Setting aside my creedo that enthusiasm is the number one ingredient for success in anything, I urge others to consider that in this day of exciting innovation, I believe it is time that Marketers, Salespersons and Presenters rethink the tools they use to portray themselves and their companies. Please don't get me wrong, Powerpoint is fine if it is done well and I have seen some great uses of it. Additionally, kudos to Microsoft for creating an incredible monopoly on presentation tools (among other things) for decades. Even the imitators of Powerpoint (Open Office Impress, Google Docs Presentation, Apple's Keynote, etc.) are so impressed with Powerpoint that they failed to innovate. But, as technology evolves and we enter the world of Webcasts and Webinars, I think it is time for Marketers, Salespersons and Presenters to move on.

Last week I was a presenter at Quantum's software conference in Reno, Nevada. I did not use Powerpoint and frankly it was probably the major contributing factor towards my presentation being a success. I used a great alternative called Prezi (www.prezi.com). For those of you who frequently do webcasts or webinars, I recommend that you take a look. It's only as linear as you want it to be and has a very simple but cool feel. What's special about it is the whiteboard-like layout and how it zooms, twists and turns as you navigate. While there are some minor drawbacks (word of caution: it makes some people dizzy), I guarantee that it will set you apart from your competition. Another great option is SellFolio (www.sellfolio.com - email me if you want a coupon code for a free formpack). This is another flash-based program that has been around for several years now. While it does have some linnear aspects and major customization of templates is limited, it's perfect for making a very high multimedia impact on your prospects/clients/audience.

If you must use Powerpoint for a webcast, please work on making it more interesting by not reading your slides! Also, you might consider playing with a cool tool that I found called 'Screenmarker.' It's a free program (www.screenmarker.com) that enables you to pretend like you are John Madden. Basically, you can draw on your presentation (or anything for that matter) to illustrate a point.

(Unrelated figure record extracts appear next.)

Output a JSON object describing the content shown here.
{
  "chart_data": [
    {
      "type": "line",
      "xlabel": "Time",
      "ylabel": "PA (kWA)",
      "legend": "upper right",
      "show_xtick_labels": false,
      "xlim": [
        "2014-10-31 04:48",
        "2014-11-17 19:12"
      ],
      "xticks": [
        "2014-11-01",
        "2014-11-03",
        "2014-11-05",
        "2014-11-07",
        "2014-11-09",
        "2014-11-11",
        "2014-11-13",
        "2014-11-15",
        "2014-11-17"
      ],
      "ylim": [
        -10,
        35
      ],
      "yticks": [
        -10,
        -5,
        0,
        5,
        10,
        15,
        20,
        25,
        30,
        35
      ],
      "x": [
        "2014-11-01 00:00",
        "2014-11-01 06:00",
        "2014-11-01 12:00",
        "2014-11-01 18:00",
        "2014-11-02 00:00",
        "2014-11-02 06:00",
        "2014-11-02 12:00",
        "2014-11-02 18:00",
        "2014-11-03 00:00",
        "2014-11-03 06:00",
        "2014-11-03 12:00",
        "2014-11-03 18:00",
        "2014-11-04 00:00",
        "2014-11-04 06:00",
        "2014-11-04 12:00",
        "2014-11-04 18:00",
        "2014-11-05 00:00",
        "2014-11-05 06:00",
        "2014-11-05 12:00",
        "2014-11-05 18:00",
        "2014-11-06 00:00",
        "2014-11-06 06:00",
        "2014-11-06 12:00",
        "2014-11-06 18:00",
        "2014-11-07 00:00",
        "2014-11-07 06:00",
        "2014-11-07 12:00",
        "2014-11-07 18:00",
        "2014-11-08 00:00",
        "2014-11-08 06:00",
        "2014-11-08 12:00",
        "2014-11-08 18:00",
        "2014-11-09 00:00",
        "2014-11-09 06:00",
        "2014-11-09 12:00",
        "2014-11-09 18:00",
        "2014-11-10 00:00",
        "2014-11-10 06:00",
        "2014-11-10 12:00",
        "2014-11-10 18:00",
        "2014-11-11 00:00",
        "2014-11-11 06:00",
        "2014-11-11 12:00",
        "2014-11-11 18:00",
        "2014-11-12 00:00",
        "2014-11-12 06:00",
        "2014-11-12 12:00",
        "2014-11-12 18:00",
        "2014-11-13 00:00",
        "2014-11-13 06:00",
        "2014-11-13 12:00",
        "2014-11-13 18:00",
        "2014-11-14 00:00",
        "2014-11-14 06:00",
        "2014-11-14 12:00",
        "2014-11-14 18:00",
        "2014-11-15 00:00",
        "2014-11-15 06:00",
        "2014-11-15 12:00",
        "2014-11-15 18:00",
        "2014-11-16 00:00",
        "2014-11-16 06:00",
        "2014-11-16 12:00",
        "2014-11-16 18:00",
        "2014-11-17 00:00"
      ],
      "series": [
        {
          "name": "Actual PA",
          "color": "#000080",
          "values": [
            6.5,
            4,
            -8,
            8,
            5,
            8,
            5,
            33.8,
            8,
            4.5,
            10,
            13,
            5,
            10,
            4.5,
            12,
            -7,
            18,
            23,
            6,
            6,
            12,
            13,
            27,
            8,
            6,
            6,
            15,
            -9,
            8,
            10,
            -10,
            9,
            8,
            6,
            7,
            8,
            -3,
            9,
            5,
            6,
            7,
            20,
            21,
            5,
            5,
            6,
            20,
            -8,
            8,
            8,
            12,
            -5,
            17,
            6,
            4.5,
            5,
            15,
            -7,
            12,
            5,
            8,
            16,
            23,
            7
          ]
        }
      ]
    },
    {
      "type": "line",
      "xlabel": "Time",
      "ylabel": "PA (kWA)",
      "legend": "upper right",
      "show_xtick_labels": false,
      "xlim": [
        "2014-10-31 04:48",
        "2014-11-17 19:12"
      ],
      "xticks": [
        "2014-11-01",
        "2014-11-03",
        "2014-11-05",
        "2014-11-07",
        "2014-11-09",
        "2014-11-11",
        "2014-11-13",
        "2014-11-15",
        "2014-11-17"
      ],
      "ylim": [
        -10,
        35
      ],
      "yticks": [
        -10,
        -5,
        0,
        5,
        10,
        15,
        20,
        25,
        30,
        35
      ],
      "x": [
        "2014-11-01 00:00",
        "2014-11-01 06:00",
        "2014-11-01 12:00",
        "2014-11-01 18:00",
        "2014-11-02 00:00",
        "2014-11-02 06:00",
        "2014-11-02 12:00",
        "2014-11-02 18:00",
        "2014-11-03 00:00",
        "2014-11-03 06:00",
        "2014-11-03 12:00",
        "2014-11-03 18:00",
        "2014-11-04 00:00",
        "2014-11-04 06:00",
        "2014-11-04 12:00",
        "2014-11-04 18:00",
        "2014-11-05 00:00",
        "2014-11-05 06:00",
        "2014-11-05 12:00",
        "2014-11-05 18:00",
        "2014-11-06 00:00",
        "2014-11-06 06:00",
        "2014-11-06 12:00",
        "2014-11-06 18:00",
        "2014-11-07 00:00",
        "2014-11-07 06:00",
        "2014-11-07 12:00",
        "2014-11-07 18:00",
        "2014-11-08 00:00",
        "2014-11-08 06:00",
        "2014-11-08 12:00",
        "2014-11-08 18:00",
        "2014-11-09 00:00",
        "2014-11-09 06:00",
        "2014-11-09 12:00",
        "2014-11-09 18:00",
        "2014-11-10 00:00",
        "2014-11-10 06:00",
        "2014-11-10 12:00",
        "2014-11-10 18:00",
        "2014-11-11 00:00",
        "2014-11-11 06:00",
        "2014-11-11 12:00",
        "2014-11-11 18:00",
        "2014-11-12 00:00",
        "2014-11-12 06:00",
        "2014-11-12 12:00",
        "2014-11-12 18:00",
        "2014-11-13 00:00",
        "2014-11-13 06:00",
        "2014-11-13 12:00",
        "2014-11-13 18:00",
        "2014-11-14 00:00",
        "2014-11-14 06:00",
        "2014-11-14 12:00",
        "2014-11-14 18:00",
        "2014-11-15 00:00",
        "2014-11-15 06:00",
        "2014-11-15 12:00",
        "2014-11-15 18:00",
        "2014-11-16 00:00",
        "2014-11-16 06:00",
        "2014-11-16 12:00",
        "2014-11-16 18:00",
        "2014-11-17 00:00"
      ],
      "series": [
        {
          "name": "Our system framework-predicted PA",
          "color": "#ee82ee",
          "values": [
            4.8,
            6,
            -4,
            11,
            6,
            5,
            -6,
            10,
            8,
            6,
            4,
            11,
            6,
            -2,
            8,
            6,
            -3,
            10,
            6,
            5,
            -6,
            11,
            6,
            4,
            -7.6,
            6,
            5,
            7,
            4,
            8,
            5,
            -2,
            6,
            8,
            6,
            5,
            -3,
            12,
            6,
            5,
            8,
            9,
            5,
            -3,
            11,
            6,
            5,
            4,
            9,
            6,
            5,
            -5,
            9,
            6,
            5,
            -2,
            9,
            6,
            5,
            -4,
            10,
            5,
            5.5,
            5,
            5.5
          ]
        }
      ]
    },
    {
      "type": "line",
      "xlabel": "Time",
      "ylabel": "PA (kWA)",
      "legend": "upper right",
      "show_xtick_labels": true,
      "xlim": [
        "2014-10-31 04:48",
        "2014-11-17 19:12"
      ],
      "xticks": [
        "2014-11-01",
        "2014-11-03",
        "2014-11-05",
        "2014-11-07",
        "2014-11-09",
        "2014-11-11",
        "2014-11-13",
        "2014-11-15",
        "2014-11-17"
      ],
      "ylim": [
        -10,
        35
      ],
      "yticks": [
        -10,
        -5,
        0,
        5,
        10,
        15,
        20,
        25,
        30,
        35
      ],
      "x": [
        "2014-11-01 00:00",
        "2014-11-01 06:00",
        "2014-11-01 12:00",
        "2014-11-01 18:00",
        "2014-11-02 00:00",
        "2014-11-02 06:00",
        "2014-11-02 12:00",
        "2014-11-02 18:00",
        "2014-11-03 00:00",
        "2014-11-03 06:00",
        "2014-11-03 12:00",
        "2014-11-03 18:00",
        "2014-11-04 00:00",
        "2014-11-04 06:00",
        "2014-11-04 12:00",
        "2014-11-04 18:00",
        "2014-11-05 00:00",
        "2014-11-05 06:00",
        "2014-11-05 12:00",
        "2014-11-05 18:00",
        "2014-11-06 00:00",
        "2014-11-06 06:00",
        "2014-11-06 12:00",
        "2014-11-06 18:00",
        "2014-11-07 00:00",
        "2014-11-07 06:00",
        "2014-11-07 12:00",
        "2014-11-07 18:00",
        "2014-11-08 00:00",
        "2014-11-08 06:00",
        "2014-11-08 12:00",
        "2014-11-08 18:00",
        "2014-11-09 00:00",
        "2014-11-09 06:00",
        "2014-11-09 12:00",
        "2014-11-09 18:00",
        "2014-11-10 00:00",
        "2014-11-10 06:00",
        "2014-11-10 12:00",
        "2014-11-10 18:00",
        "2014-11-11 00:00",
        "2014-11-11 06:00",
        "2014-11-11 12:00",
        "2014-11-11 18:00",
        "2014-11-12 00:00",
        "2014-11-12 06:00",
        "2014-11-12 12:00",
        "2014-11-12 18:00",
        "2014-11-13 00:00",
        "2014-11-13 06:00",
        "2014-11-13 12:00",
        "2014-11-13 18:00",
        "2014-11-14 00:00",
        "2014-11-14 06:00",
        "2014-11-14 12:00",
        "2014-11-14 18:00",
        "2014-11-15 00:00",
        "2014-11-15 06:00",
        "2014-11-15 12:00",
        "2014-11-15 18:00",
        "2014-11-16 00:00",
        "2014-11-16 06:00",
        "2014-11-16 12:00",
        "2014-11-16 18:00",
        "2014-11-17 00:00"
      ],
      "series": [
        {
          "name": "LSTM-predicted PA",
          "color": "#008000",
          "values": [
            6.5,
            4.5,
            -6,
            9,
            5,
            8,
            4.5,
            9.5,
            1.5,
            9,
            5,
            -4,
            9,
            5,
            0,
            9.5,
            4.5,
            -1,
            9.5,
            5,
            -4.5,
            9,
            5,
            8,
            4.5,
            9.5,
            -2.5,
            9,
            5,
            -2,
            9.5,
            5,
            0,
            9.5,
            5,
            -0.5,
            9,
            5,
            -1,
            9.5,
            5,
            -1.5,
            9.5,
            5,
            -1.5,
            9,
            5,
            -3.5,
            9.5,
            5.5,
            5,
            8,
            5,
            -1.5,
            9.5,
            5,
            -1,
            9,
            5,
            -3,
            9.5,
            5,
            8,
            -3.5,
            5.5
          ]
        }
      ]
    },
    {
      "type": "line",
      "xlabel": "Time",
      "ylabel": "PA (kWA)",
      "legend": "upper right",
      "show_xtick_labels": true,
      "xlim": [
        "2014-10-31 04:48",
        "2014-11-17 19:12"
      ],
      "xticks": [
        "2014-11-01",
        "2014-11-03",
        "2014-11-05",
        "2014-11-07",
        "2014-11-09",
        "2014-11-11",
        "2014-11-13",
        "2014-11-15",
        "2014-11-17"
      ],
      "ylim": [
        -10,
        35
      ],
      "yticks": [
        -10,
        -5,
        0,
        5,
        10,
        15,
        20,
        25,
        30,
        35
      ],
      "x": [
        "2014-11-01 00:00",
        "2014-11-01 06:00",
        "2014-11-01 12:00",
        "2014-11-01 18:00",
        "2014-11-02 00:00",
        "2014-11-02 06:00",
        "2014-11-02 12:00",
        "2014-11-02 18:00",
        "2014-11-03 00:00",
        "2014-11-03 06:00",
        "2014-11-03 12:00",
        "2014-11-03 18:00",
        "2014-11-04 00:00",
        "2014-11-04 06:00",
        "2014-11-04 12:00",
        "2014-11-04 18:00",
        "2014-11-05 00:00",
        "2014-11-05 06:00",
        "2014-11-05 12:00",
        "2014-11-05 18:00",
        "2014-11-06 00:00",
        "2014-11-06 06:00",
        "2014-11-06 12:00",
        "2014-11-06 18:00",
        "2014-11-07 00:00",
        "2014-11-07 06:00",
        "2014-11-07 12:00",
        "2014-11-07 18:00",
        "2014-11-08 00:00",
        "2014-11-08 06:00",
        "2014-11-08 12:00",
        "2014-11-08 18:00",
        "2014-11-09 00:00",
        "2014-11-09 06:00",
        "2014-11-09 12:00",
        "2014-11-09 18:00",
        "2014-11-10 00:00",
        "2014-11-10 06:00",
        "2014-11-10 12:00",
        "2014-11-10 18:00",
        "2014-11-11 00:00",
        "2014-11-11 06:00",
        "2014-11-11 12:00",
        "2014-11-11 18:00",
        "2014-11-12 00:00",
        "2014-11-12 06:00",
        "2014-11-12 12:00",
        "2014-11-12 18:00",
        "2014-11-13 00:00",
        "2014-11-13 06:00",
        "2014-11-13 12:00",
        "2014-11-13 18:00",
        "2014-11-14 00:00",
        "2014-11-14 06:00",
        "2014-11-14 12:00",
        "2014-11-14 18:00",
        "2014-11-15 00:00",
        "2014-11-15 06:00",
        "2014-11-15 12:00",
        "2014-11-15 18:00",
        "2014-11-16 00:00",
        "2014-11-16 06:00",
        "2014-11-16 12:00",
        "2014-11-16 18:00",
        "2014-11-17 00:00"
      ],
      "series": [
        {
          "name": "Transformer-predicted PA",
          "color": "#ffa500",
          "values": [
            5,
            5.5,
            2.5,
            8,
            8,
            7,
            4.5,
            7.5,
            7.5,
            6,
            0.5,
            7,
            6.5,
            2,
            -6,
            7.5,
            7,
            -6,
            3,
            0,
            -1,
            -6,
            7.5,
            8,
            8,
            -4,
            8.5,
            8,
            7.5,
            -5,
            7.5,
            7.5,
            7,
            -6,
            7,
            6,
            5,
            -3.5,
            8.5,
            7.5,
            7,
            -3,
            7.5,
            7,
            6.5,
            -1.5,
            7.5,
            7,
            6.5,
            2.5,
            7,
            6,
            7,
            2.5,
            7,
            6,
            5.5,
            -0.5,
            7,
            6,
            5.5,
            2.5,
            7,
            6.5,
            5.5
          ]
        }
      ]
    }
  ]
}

Presentations are not just an opportunity for you to show what you've got, but rather an opportunity to appeal to ones senses and emotions. It's been proven scientifically that people learn better when given visual stimulation. Why use a stale medium? Powerpoint is coloring within the lines... it's time to start coloring OUTSIDE the lines.

Views: 80

Comment by Tara "the Print-cess" Wagner on May 17, 2010 at 11:23am
Thanks for the great suggestions. I am not a huge fan of Powerpoint in the workplace - It always brings me back to droningly dull college class days. :)
Comment by Mardra Sikora on June 2, 2010 at 5:39pm
Great info - thank you for sharing this.
Comment by Dan Goldstein on June 23, 2010 at 4:26pm
i agree with the bent of this subject matter. However, I strongly feel that unless you're a designer, you'd aught to find someone to put together the presentation visuals for you. PowerPoint, Flash, Video, sketch on paper, whatever the format, if your content is boring, not well written (call a writer), and your layout is either too simplistic or you decided to use every transition in the program with those stupid included audio clips, it wouldn't matter what you use - your presentation will be a bomb. Then again, I guess it depends on the expectations of your audience.

To some extent, a lot of people have become desensitized to all of the flashy stuff and just want simple and to the point with some good flow - unless it's really well done, remember Balthaser Studios?.

To summarize, if you're not trained or naturally gifted as a graphic designer, artist, story boarder or equivalent, GET HELP!
Comment by Jon Eric Sooy on June 28, 2010 at 10:59am
Great point Dan... I agree with you completely. If you are not equipped to do basic page layout, you probably shouldn't be designing your own presentations.
Comment by Rebecca Mulkey on June 14, 2012 at 11:47am

I would have to agree with your opinion on Powerpoint- I feel it's no better than reading from a textbook (especially when the presenters don't have bullet points, but sentences.) The only downside to Prezi is that you're very limited on themes, which can make it difficult to create completely unique presentations.